Von Majid SattarIn dem Bemühen darum, als Herr des Nominierungsverfahrens des SPD-Kanzlerkandidaten zu erscheinen, hat der SPD-Vorsitzende Sigmar Gabriel am Montag mitgeteilt, er werde seiner Partei zur Person und zum Verfahren rechtzeitig einen Vorschlag machen.
Wie zuvor angekündigt, werde dies zwischen Ende 2012 und Anfang 2013 geschehen, sagte er nach einer Sitzung des Präsidiums in Berlin. Gabriel legte Wert auf die Tatsache, dass sich der frühere Bundesfinanzminister Peer Steinbrück seiner Meinung nach nicht selbst als Kanzlerkandidat ins Gespräch habe bringen wollen. Er habe sich dessen Äußerungen im Hessischen Rundfunk selbst angehört und sei fest davon überzeugt, dass solche Interpretationen „nicht den Tatsachen entsprechen“.

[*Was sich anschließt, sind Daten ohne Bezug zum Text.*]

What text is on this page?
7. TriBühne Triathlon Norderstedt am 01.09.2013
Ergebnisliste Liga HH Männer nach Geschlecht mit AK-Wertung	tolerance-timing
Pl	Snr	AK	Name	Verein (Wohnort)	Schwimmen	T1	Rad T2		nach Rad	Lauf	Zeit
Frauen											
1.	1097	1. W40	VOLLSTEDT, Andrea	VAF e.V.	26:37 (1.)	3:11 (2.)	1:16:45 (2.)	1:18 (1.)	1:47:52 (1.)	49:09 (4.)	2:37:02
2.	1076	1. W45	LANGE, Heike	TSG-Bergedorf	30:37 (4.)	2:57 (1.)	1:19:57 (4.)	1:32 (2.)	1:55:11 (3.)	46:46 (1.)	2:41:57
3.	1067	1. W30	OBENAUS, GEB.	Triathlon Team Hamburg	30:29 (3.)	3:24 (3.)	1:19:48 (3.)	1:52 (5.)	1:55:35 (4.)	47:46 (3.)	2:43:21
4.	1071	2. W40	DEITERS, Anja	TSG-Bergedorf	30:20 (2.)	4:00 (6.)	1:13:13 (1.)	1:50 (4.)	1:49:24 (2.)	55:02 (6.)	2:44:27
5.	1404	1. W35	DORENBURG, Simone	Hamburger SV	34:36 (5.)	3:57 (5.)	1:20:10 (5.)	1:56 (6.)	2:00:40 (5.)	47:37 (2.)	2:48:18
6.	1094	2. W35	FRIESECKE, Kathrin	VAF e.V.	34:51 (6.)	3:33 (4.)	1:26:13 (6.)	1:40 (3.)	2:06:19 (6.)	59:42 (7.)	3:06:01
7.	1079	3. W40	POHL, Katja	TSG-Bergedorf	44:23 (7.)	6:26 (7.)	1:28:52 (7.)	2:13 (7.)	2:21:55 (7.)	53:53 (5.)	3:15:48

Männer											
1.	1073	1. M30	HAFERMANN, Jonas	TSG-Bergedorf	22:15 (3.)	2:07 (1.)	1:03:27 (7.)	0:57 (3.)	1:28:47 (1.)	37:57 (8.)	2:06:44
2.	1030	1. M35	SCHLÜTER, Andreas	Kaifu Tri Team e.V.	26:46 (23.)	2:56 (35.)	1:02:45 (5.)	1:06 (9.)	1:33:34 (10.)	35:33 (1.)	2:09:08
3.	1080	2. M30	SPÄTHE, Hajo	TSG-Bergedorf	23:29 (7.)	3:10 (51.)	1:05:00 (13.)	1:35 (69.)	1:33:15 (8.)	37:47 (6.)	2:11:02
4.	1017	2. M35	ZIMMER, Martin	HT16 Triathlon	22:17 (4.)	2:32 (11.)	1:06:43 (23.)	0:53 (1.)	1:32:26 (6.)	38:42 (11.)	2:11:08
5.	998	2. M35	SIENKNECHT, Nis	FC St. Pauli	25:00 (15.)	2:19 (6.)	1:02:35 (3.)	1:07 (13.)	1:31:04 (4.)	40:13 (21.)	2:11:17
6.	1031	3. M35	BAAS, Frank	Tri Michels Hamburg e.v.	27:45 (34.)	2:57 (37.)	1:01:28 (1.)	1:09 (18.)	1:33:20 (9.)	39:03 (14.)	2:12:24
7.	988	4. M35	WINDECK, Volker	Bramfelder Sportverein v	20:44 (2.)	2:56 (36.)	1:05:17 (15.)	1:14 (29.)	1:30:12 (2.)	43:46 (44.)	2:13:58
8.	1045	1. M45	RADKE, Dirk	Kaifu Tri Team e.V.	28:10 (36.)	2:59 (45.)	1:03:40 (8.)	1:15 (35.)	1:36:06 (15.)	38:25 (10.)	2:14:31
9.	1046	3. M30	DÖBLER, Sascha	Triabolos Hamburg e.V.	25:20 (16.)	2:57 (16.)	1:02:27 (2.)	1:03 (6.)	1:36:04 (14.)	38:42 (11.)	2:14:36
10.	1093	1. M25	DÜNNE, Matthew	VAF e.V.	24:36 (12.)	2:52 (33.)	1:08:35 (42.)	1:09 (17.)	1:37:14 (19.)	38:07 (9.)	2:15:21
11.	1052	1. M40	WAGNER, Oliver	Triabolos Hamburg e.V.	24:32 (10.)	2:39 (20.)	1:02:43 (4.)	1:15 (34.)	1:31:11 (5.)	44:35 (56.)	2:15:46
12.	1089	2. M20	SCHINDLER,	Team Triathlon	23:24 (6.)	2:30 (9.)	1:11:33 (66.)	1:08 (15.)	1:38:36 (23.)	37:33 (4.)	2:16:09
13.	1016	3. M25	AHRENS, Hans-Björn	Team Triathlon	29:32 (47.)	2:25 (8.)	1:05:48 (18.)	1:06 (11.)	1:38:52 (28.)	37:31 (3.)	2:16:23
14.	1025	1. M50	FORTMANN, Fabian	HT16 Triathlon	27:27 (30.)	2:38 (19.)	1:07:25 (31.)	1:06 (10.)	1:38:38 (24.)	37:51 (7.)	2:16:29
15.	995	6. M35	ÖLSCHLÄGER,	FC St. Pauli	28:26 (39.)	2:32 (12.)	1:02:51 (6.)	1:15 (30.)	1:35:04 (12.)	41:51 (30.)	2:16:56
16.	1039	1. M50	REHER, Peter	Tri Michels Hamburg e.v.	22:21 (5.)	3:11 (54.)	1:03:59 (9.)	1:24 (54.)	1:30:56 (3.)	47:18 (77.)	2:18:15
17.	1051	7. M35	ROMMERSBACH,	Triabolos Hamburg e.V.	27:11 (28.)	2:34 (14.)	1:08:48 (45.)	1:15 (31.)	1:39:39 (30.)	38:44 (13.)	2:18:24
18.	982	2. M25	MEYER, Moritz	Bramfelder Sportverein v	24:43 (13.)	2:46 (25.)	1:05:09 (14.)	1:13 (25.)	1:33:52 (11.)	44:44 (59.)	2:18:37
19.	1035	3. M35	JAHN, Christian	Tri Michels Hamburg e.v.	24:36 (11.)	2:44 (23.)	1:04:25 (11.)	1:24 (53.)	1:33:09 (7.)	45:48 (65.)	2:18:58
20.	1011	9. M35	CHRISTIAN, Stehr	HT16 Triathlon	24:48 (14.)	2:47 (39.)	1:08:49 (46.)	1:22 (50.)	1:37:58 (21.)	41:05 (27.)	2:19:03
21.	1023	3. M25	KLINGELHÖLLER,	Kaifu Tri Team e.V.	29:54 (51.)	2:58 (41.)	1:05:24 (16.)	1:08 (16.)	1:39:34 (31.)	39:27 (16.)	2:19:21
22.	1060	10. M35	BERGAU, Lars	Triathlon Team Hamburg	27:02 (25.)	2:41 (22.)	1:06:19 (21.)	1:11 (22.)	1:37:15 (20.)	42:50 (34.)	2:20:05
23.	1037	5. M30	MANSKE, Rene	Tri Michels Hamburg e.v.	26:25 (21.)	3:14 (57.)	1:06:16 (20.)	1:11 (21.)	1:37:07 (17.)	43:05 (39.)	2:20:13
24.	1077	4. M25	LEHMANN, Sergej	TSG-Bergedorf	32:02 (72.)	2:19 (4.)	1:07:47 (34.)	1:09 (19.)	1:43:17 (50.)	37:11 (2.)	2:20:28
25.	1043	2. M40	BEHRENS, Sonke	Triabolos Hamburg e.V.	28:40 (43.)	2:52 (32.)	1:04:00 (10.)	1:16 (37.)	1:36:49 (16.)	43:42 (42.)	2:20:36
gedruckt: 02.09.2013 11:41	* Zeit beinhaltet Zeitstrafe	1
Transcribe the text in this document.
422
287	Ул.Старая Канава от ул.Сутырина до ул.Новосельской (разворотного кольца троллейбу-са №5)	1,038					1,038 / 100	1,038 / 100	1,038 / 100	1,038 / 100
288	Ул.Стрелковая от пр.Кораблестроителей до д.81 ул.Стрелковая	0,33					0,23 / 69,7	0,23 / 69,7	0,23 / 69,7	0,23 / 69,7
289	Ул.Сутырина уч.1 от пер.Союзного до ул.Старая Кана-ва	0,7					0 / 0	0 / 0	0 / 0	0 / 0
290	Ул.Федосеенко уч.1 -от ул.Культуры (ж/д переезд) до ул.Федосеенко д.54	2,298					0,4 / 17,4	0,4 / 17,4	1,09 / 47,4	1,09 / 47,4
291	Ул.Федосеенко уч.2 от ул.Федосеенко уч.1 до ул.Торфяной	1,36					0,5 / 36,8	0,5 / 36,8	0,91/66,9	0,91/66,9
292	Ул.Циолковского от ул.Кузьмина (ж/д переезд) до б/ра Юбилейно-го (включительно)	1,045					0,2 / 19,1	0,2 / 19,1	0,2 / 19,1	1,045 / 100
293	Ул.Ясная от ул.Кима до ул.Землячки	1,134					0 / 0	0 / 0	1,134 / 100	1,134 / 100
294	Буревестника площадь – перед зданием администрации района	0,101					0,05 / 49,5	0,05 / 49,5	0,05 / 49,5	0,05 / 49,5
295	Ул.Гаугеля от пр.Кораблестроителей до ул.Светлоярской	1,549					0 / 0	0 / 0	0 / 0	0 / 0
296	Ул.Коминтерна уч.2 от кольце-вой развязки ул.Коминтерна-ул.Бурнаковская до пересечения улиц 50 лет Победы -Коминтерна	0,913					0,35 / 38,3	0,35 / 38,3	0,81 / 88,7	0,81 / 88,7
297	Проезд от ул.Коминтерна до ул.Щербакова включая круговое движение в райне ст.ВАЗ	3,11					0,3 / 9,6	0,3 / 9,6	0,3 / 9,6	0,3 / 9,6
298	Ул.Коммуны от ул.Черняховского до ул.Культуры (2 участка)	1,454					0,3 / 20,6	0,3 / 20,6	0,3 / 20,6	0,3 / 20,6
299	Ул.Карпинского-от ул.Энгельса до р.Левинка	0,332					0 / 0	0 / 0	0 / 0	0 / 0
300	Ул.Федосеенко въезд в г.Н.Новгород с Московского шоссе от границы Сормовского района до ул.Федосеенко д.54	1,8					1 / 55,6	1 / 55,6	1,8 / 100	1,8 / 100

Darauf lege auch Steinbrück Wert, sagte Gabriel weiter. Dieser habe ihm eine entsprechende Kurznachricht auf sein Mobiltelefon geschickt, die er aus Höflichkeit aber nicht öffentlich zitieren wolle. Die Aufregung vom Wochenende finde er, Gabriel, jedenfalls „relativ putzig“.
Steinbrück hatte in dem Interview gesagt: „Der Zeitpunkt wird kommen, wo ich mich in Absprache mit zwei oder drei Führungspersönlichkeiten der SPD darüber zusammensetze.“ Zurzeit halte er eine solche Debatte aber für falsch. Tatsächlich haben Steinbrück, Gabriel und Frank-Walter Steinmeier, der Vorsitzende der Bundestagsfraktion, bei einem Abendessen im April vereinbart, gegen Ende des Jahres über die Frage zu entscheiden.
Gabriel sei bereit, zugunsten Steinbrücks zu verzichten
Gabriel soll bei dieser Gelegenheit Steinbrück gesagt haben, dass er bereit sei, zugunsten Steinbrücks auf die Kandidatur zu verzichten, wenn seine Beliebtheitswerte weiterhin so schlecht blieben. Gabriel, berichten Vertraute, sei nur über den Umstand unglücklich, dass Steinbrück öffentlich über die Verabredung des Trios gesprochen habe. Dies hatte nämlich Generalsekretärin Andrea Nahles und den Chef der Parteilinken, Björn Böhning, zu Kritik veranlasst.
In der Partei wurde allerdings registriert, dass sich beider Kritik nicht an der Person Steinbrück, sondern nur an der vermeintlichen Selbstproklamation festmachte. Die Parteirechte reagierte hingegen positiv auf Steinbrücks Äußerungen.